Although the film was intended to cash in on the success of Jaws, Tentacles also bears numerous resemblances to the 1955 science fiction giant monster horror film It Came from Beneath the Sea.

== Plot ==
People are turning up dead at Solana Beach, a seaside tourist resort, their skeletons picked clean of flesh and bone marrow. The local sheriff Douglas Robards has no leads, but newspaper reporter Ned Turner suspects the construction of an underwater tunnel by the Trojan company, owned by Mr. Whitehead. Whitehead threatens Turner to leave it alone, but after several more deaths, he interrogates killer whale trainer and marine expert Will Gleason.

When two of Gleason's divers are also killed, Gleason goes to investigate for himself and determines the attacks are the result of Trojan using ultrasonic drilling techniques with which the sound waves have been "above regulated levels", which maddens a giant octopus, causing it to attack and devour human swimmers and boaters whenever it feels similar frequencies. Criticizing him for risking his life, his wife Vicky joins her sister Judy at the pool. When Judy goes on a boating expedition and also goes missing, Vicky goes in search and is also killed by the octopus.

In the meantime, Turner's sister Tillie has taken her young son Tommy and his best friend, Jamie to a boating race, which is attacked by the octopus and from which only Jamie is killed. Meanwhile, Gleason and his diving buddy, Mike vow to kill the octopus. Mike brings along his trained killer whales out to where Vicky was killed. After wounding and angering the octopus with spear guns in his underwater cave, Mike is trapped by the collapse of the coral reef. Gleason is able to save Mike his pair of killer whales attack and tear apart the octopus. The octopus is mortally wounded and sinks to the bottom while the orcas and the two divers go to the surface.

==Production==
Tentacles was produced to capitalize on the success of Steven Spielberg's Jaws, and as such was produced on a much smaller budget of $750,000.

The initial script was much more comedic and satirized the "killer animal" subgenre, but after executive producer Samuel Z. Arkoff had his writer Steven W. Carabatsos retool it, it became much more serious.

=== Casting ===
The lead actors were American, while the supporting cast was mostly Italian. Ovidio G. Assonitis' first choice to play the lead role Ned Turner was John Wayne. Wayne accepted the role, but after Assonitis met him at his home in Texas, he realized the actor was far too ill to play the part (Wayne would ultimately die of cancer in June 1979).
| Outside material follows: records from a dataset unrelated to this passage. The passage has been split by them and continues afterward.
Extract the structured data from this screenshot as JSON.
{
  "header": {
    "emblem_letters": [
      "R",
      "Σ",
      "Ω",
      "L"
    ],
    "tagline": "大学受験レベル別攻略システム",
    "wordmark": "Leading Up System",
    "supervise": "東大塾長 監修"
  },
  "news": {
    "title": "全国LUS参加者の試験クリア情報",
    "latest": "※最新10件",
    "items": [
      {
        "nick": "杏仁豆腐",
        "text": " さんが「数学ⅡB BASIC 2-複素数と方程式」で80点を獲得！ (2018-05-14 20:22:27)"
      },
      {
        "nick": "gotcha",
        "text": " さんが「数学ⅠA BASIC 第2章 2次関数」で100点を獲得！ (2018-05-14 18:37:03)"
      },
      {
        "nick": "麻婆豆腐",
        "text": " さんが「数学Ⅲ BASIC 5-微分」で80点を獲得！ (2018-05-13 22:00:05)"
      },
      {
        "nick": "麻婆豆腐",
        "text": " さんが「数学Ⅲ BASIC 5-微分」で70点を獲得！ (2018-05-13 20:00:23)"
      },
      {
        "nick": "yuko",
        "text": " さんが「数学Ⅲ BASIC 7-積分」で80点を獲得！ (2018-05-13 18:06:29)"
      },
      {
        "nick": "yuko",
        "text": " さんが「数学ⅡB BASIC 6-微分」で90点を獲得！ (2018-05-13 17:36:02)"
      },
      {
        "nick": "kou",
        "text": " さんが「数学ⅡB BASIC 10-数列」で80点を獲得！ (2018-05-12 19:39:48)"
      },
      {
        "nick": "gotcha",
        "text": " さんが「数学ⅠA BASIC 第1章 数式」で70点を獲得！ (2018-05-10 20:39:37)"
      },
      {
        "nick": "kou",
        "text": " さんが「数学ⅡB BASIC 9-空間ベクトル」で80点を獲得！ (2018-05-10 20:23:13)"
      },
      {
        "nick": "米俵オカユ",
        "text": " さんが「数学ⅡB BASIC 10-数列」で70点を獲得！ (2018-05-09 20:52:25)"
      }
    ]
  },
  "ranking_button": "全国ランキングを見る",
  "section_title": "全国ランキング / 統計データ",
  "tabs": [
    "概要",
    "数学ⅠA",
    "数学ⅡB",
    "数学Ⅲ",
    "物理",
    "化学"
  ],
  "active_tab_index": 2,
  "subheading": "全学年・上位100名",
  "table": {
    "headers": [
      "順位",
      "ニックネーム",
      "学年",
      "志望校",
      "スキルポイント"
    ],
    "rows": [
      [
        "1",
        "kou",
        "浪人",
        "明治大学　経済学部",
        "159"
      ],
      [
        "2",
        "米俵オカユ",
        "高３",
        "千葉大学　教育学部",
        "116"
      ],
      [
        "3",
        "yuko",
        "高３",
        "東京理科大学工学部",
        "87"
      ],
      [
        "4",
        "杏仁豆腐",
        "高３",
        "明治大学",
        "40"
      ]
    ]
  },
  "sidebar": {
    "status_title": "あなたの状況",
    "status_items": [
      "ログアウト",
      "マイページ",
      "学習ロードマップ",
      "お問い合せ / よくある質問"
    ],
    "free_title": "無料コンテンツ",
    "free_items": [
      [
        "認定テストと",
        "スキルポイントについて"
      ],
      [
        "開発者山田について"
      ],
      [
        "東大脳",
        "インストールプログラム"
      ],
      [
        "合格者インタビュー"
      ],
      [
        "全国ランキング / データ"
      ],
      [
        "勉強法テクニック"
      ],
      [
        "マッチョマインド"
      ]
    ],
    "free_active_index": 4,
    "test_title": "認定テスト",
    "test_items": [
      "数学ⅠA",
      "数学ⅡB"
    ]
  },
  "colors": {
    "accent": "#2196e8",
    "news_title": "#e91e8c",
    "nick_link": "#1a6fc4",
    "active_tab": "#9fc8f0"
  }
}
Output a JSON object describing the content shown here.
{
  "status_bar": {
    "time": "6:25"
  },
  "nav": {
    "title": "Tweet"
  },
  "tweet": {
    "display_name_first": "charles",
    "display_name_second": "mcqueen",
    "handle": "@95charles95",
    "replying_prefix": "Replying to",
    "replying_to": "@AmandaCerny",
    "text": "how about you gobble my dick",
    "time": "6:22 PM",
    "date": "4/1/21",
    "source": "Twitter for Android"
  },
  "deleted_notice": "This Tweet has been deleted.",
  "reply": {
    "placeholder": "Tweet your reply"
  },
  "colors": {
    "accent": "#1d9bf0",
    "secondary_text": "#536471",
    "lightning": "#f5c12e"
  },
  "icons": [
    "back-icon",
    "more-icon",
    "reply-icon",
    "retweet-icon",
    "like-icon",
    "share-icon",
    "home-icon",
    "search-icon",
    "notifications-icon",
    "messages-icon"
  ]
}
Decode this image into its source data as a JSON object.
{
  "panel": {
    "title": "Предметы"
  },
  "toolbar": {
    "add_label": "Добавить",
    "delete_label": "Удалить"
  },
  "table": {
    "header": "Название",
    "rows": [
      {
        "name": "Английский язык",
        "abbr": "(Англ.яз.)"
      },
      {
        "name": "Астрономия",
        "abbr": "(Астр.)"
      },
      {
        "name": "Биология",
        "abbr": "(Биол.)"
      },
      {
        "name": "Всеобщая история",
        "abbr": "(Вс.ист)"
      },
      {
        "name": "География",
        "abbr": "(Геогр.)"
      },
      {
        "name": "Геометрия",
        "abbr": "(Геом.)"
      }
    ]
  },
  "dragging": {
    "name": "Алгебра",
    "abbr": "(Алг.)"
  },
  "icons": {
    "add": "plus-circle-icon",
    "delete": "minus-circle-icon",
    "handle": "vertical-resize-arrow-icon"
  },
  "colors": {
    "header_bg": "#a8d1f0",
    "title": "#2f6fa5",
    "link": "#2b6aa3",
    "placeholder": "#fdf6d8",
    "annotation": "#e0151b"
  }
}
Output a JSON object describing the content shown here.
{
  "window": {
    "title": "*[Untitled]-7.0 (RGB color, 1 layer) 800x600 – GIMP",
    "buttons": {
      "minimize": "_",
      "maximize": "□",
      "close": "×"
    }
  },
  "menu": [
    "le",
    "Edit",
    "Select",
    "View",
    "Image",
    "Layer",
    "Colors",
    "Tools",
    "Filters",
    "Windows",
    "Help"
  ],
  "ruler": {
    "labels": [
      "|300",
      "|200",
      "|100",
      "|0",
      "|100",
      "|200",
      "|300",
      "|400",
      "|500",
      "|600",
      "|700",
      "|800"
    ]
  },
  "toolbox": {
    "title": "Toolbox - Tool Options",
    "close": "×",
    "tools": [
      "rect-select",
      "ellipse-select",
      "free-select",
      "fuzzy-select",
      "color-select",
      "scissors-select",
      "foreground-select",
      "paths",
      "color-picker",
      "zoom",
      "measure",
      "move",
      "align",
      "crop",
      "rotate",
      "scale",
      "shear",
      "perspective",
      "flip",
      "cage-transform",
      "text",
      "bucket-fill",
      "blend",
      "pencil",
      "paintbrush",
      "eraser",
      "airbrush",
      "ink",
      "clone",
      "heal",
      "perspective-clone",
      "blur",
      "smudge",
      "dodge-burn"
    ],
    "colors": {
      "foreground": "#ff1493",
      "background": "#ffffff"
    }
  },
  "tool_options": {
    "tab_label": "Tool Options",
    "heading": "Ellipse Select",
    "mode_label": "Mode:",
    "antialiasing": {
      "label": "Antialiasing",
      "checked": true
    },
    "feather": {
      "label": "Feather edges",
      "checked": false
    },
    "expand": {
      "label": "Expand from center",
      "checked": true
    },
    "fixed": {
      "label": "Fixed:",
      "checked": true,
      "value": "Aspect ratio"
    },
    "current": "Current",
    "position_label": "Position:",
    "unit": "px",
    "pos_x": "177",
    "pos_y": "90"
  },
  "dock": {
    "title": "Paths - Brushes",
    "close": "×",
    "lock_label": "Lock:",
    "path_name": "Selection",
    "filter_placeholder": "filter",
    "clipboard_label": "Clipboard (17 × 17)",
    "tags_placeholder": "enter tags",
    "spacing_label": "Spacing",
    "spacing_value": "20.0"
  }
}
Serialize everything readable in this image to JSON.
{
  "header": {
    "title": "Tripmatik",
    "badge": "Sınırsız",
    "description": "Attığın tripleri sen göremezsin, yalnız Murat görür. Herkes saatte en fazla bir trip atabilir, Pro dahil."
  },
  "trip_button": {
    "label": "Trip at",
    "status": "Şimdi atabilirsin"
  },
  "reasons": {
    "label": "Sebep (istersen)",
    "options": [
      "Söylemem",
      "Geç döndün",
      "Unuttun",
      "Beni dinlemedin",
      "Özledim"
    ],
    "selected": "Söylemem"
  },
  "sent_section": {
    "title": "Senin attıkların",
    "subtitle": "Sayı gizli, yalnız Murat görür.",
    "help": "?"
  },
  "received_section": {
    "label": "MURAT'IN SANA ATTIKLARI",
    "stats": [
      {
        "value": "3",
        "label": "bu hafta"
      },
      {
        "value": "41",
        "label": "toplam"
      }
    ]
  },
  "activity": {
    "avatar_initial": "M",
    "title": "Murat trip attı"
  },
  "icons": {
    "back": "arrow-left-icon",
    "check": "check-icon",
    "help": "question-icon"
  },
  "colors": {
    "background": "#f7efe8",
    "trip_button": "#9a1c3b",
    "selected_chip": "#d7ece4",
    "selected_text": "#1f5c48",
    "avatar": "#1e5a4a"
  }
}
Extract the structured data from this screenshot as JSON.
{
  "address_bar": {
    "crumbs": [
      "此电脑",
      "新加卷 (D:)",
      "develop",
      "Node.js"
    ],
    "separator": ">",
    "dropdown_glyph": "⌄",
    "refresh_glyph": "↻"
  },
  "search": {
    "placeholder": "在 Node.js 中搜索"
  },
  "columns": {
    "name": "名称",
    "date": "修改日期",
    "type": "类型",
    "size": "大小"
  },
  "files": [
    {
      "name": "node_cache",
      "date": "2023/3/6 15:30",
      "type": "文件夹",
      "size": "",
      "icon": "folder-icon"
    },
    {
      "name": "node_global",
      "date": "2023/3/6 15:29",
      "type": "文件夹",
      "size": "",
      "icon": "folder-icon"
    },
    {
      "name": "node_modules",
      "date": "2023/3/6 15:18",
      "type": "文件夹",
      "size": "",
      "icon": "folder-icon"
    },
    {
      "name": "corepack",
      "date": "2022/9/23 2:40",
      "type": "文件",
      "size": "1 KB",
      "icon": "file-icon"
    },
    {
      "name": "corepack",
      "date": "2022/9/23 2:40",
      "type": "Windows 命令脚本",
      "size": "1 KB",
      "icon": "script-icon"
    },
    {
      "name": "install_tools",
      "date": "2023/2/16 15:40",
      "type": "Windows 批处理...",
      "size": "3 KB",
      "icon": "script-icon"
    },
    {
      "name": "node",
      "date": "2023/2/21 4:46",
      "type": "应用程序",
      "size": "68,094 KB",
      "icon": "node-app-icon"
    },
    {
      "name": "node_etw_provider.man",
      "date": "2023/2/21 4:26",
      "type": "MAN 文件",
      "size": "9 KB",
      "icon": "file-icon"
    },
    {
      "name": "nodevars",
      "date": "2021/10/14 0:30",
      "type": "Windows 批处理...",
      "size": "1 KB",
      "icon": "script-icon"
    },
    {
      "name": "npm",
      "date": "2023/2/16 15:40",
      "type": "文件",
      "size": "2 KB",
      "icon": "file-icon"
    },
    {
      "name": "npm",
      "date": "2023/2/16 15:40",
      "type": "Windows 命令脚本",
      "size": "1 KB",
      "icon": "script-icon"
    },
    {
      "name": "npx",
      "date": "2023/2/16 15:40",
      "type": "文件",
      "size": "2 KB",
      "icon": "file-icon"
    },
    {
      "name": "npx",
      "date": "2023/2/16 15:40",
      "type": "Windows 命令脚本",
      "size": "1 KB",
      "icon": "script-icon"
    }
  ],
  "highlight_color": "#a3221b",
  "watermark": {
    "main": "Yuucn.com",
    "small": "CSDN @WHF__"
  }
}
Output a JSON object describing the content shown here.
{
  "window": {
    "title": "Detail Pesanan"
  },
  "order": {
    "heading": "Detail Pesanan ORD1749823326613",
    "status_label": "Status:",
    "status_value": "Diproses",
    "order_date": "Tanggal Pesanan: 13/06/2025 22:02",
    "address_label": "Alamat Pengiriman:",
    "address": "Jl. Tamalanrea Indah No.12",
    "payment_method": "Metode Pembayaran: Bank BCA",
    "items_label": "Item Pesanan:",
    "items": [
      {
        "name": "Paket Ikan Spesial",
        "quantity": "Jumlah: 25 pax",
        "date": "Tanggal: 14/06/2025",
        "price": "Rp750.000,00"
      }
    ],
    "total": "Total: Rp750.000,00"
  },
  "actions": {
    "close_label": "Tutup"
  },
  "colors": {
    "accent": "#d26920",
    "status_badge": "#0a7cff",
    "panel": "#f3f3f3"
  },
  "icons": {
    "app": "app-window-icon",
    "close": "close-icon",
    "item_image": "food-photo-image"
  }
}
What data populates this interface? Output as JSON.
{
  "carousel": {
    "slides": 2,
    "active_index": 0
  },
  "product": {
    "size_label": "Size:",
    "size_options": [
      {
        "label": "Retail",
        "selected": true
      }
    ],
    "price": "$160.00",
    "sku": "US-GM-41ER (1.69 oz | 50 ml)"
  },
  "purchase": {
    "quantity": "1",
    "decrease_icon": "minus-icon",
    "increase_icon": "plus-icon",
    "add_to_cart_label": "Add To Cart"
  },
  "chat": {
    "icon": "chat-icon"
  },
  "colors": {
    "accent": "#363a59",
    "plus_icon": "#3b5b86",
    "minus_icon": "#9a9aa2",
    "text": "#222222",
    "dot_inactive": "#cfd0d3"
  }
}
Assonitis turned to Henry Fonda, who had recently appeared in a string of Italian productions. However, the actor suffered a heart attack shortly before filming. Since Fonda had already taken a large advance, he was given the supporting role of Mr. Whitehead, while John Huston replaced Fonda in the lead role. Assonitis and Huston got along so well that the former subsequently cast him in another lead role, in The Visitor (1979).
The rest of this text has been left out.